The U.S. Air Force C-141 transports flew him from Vietnam to Clark Air Force Base in the Philippines where he and the other P.O.W.s of his group underwent physical exams and intelligence debriefings. After four days Coffee was flown home to Jacksonville, Florida where his family was living.

Civilian Honors and Awards
George Washington Honor Medal Presented by the Freedoms Foundation at Valley Forge
Golden Plate Award Presented by the Academy of Achievement
National Speaker’s Association Hall of Fame
Honolulu Chapter of Navy League’s National Patriot Award (for his heroic service to his country during the Vietnam War)
Secretary of Navy Commendation Medal for Community Relations
Military Honors and Awards
“Silver Star” Award.
2 Awards of ”Legion of Merit” (1 with Combat “V”)
“Distinguished Flying Cross” Award
2 Awards of “Bronze Star” (both with Combat “V”)
“Air Medal”
“POW Medal”
2 Awards of “Purple Heart”
“Navy Commendation Medal”
“National Defense” Medal”
6 Awards of “Vietnam Campaign Medal”
Beyond Survival Cover
Captain Coffee started speaking in August of 1985 primarily for corporate conferences and military events. His message focuses on the invincibility of the human spirit and the importance of faith when faced with adversity. He has given the keynote address at conferences for an entire cross section of business, professional, educational and military organizations throughout America and in nine foreign countries. Over the years, he has inspired 20 consecutive Plebe Classes at the United States Naval Academy.
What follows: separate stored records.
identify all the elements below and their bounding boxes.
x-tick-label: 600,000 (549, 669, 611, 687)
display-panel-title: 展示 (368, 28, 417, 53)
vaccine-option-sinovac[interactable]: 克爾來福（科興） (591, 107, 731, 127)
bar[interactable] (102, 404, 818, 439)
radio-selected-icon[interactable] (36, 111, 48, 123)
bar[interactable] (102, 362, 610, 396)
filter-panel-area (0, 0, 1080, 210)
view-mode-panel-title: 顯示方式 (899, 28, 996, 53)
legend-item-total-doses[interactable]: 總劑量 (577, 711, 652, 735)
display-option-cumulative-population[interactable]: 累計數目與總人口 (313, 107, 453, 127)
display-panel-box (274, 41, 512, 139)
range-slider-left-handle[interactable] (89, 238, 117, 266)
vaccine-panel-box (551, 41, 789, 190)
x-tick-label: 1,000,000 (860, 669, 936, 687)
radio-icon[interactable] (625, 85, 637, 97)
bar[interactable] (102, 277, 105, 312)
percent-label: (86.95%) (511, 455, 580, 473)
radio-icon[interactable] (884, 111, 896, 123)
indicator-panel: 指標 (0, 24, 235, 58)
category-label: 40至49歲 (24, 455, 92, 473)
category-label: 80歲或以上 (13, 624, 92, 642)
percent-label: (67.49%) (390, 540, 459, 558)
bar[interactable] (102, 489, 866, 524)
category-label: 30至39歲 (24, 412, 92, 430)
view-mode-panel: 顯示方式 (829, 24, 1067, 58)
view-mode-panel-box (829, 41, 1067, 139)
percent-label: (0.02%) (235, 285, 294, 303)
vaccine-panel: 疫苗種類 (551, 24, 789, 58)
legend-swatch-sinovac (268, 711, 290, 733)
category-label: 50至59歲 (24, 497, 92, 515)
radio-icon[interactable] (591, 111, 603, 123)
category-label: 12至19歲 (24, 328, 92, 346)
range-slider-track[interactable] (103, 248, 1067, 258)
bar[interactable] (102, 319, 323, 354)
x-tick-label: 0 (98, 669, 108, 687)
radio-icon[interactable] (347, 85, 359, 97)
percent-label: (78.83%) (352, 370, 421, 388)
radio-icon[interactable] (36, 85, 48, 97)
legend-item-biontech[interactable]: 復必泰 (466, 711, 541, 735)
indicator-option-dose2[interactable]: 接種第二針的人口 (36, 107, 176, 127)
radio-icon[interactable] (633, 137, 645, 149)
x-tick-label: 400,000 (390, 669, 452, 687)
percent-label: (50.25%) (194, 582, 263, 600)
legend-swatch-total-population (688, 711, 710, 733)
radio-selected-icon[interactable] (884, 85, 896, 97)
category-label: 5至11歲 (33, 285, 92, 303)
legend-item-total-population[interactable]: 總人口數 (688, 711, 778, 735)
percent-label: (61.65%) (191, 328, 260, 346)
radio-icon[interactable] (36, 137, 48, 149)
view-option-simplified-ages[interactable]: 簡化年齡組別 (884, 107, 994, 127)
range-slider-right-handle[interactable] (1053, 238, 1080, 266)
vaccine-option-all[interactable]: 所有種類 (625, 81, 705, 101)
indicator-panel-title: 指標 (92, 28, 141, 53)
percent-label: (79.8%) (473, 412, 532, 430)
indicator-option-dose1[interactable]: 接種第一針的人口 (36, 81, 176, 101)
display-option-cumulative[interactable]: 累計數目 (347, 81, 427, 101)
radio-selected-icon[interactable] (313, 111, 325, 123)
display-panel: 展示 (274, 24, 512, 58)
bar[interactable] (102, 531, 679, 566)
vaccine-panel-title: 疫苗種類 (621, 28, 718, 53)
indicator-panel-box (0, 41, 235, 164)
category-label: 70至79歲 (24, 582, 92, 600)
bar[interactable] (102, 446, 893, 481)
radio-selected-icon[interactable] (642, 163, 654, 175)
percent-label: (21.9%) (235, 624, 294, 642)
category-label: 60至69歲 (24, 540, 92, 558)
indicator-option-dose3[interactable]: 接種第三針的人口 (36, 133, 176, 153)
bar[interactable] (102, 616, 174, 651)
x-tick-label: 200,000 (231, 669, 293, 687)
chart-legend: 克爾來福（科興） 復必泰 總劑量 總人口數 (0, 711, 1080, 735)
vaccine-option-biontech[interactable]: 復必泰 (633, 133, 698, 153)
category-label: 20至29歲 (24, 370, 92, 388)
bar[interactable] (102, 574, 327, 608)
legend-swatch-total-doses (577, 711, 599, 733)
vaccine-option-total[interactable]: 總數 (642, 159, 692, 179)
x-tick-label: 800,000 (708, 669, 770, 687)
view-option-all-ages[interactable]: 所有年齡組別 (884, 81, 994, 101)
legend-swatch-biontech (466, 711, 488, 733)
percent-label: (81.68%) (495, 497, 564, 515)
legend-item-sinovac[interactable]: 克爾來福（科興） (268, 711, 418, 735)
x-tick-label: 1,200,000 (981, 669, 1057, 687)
He has been a member of the National Speakers Association for the past thirty years and holds the designations of “CSP“ (Certified Speaking Professional) and ”CPAE” (Speakers Hall of Fame). America’s top meeting planners voted Captain Coffee as one of America’s top ten speakers. The prestigious “Million Doller Round Table” (America’s top Life Insurance producers) voted Captain Coffee as one of their Top Ten Main Platform Speakers in the last twenty years.

In 1991 Captain Coffee published his book, Beyond Survival telling the story of his capture and incarceration in North Vietnam. Beyond Survival is a journey into the invincibility of the human spirit that unites heart and mind in a compelling and unforgettable experience. It is a life-changing message you will want to share with family and friends, staff, and professional associates. Captain Coffee released this newest edition in 2013 with forewords from fellow P.O.W.s Senator John McCain, Everett Alvarez Jr., and Orson Swindle. This edition of the book includes many photos not seen before, as well as illustrations by Captain Coffee himself. One Amazon reader evaluation states, “Captain Coffee’s book not only changed my life, it actually saved my life.”